With the pandemic lockdowns migration slowed, as travel became more difficult and economic opportunities dried up. Venezuela’s government made reforms to slow the economic crisis. Venezuelans began returning to their homeland at the height of the pandemic, but the trend has reversed since.
Venezuelan migrants often cross the perilous Darien Gap in the Colombia-Panama border and then make their way north across Central America.
After they request asylum and are released many make their way to Florida, home to the largest Venezuelan community in the U.S.
Former President Donald Trump courted Venezuelan American voters with his “anti-communism” message throughout his four years in office. Trump, Vice President Mike Pence and other administration officials made multiple trips to Florida to make policy speeches that involved Venezuela and met with community leaders. A majority of Venezuelan voters cast a ballot for Trump and other Republicans in 2020.
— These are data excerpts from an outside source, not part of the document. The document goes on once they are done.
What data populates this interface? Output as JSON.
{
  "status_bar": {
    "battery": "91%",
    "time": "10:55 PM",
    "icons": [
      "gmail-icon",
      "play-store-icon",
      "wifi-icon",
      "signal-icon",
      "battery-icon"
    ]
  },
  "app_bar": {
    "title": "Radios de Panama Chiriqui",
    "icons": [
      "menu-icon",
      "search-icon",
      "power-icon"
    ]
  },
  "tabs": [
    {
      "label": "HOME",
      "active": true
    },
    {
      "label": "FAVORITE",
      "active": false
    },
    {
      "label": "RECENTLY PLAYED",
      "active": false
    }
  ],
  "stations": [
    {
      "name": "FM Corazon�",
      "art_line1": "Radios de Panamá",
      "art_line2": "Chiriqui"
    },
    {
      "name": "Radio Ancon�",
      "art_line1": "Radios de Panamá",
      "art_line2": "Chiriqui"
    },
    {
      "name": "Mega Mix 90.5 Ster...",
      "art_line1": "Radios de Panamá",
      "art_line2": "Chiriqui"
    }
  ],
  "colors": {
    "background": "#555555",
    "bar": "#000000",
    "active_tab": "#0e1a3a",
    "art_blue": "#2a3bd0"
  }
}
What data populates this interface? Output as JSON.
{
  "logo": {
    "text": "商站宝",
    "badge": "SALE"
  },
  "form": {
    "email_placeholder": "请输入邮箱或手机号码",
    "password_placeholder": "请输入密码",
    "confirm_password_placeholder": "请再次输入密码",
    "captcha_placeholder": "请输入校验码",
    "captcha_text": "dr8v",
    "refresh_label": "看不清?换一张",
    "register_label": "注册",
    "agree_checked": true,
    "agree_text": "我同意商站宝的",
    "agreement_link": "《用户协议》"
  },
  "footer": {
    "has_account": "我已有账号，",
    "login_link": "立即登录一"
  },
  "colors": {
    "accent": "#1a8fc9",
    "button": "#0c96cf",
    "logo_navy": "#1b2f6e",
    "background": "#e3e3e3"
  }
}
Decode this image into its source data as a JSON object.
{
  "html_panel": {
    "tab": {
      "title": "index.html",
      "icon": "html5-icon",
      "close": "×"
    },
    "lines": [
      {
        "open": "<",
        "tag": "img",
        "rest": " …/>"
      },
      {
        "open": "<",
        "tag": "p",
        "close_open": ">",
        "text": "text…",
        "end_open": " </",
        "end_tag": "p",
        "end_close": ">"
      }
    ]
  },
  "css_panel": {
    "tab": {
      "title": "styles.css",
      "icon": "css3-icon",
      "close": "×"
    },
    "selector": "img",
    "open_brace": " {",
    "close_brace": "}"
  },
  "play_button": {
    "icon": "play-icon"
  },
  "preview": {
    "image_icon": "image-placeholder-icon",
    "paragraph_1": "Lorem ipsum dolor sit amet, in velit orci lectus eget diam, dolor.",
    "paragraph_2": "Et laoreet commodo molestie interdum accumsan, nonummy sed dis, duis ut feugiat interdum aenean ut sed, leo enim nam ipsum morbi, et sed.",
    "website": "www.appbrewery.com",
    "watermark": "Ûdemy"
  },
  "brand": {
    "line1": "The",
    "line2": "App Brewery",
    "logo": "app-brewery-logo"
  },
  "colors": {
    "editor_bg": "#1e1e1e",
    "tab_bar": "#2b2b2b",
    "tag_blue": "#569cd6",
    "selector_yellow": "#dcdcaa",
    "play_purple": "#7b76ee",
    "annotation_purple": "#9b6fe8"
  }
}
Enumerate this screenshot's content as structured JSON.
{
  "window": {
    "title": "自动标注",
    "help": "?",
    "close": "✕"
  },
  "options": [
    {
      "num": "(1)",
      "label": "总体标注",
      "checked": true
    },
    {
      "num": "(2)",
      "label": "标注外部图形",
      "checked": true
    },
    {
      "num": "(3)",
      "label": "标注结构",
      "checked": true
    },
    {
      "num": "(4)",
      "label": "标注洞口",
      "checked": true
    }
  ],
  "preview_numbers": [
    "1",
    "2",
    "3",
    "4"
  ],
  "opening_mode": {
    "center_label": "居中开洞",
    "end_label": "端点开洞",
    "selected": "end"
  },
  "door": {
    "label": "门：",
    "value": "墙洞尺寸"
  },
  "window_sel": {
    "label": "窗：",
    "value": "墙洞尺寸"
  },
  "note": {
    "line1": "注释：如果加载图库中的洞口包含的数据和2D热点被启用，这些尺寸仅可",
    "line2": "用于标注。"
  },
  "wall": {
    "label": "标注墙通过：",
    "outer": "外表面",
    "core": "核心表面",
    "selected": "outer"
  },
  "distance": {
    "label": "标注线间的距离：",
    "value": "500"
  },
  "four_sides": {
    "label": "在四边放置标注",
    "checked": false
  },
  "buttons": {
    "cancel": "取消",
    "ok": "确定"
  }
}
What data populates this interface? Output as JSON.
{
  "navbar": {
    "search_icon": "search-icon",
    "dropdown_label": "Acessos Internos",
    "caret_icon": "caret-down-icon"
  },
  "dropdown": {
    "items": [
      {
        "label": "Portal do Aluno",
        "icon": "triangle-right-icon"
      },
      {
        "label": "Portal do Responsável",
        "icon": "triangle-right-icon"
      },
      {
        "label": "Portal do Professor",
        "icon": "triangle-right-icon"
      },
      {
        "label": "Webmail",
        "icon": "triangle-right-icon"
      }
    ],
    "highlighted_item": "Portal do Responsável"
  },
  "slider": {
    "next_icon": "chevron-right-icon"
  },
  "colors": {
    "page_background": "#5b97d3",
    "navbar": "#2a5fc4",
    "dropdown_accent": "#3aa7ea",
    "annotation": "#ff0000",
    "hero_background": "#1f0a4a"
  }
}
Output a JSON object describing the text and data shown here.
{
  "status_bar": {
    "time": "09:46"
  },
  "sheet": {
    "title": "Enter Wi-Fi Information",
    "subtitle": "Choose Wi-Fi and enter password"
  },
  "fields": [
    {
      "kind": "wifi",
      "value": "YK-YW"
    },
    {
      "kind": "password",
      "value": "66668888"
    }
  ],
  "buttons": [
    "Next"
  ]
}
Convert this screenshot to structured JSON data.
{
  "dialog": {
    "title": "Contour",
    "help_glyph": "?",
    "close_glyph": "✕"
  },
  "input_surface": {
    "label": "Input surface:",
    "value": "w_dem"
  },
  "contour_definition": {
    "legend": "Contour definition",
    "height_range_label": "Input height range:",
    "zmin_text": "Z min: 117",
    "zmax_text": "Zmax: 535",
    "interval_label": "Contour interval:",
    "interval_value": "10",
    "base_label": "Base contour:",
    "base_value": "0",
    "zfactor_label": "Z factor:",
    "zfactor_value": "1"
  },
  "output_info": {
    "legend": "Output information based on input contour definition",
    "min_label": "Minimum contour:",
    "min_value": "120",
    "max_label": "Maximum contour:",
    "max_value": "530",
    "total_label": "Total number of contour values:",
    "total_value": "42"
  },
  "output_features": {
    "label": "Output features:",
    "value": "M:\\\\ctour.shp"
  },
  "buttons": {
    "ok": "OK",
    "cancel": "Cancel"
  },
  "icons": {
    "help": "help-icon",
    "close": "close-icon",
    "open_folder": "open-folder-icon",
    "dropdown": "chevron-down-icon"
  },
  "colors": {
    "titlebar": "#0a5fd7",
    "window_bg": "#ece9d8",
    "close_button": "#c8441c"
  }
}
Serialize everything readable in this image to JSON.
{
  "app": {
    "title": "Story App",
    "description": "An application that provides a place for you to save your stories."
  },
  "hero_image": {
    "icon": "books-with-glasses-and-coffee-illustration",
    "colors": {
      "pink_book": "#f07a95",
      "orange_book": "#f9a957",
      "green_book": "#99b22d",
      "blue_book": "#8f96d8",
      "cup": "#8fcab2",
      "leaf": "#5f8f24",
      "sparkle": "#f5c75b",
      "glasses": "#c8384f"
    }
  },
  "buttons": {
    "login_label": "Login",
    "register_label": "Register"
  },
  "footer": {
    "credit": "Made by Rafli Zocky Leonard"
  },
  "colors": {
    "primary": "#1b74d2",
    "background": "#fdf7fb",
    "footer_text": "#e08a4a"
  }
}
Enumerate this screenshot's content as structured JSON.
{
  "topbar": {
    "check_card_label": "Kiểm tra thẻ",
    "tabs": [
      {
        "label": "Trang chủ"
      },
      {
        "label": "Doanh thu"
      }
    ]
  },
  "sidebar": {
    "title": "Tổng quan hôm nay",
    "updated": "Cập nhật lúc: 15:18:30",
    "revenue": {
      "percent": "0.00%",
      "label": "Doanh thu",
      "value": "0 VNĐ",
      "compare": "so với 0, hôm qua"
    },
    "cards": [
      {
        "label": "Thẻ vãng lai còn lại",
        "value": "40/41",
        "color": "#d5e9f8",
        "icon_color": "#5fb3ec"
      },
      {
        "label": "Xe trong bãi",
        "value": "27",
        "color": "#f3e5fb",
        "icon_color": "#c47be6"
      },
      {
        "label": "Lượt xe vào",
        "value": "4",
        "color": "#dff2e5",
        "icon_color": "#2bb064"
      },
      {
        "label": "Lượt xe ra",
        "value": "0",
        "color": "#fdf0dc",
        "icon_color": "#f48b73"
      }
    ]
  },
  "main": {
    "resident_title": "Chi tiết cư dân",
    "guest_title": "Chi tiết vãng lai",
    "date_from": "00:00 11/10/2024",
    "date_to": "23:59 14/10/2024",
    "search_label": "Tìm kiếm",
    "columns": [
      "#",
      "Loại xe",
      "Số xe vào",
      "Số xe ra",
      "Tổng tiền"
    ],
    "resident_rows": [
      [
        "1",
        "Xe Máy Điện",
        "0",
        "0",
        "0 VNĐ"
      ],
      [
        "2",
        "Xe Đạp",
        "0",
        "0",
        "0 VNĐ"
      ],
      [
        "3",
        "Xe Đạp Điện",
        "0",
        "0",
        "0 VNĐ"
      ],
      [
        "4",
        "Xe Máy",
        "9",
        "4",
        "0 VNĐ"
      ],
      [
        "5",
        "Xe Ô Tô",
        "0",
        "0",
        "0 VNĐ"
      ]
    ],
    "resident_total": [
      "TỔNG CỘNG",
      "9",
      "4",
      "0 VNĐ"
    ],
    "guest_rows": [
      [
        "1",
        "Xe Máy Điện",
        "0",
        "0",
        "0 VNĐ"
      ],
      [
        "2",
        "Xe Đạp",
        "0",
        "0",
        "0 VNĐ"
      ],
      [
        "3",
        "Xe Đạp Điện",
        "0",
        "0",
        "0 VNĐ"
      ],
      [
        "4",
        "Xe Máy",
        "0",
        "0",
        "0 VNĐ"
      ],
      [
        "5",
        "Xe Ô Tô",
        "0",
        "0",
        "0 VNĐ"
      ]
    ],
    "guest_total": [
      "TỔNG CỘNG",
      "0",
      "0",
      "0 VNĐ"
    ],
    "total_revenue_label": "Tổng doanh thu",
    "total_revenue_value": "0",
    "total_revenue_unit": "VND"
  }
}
DeSantis has also done his share of outreach to Venezuelans and his anti-socialism messaging has resonated with them. Now many Venezuelans are divided, with Republicans defending DeSantis’ move to send Venezuelans to Martha’s Vineyard and Democrats condemning it.
'Throwing them away'
Carla Montilla, a Venezuelan American graduate student in Washington, D.C., criticized DeSantis, saying he and other Florida politicians always talk about communist countries and say they stand with the people of those countries.
"These are empty political talking points," said Montilla, who's originally from Doral, Florida, where many Venezuelan Americans live. "These victims of communism are here now and they are just throwing them away," she said.
Montilla said she is a Democrat but has family members who are Republicans "who have found this behavior disgusting."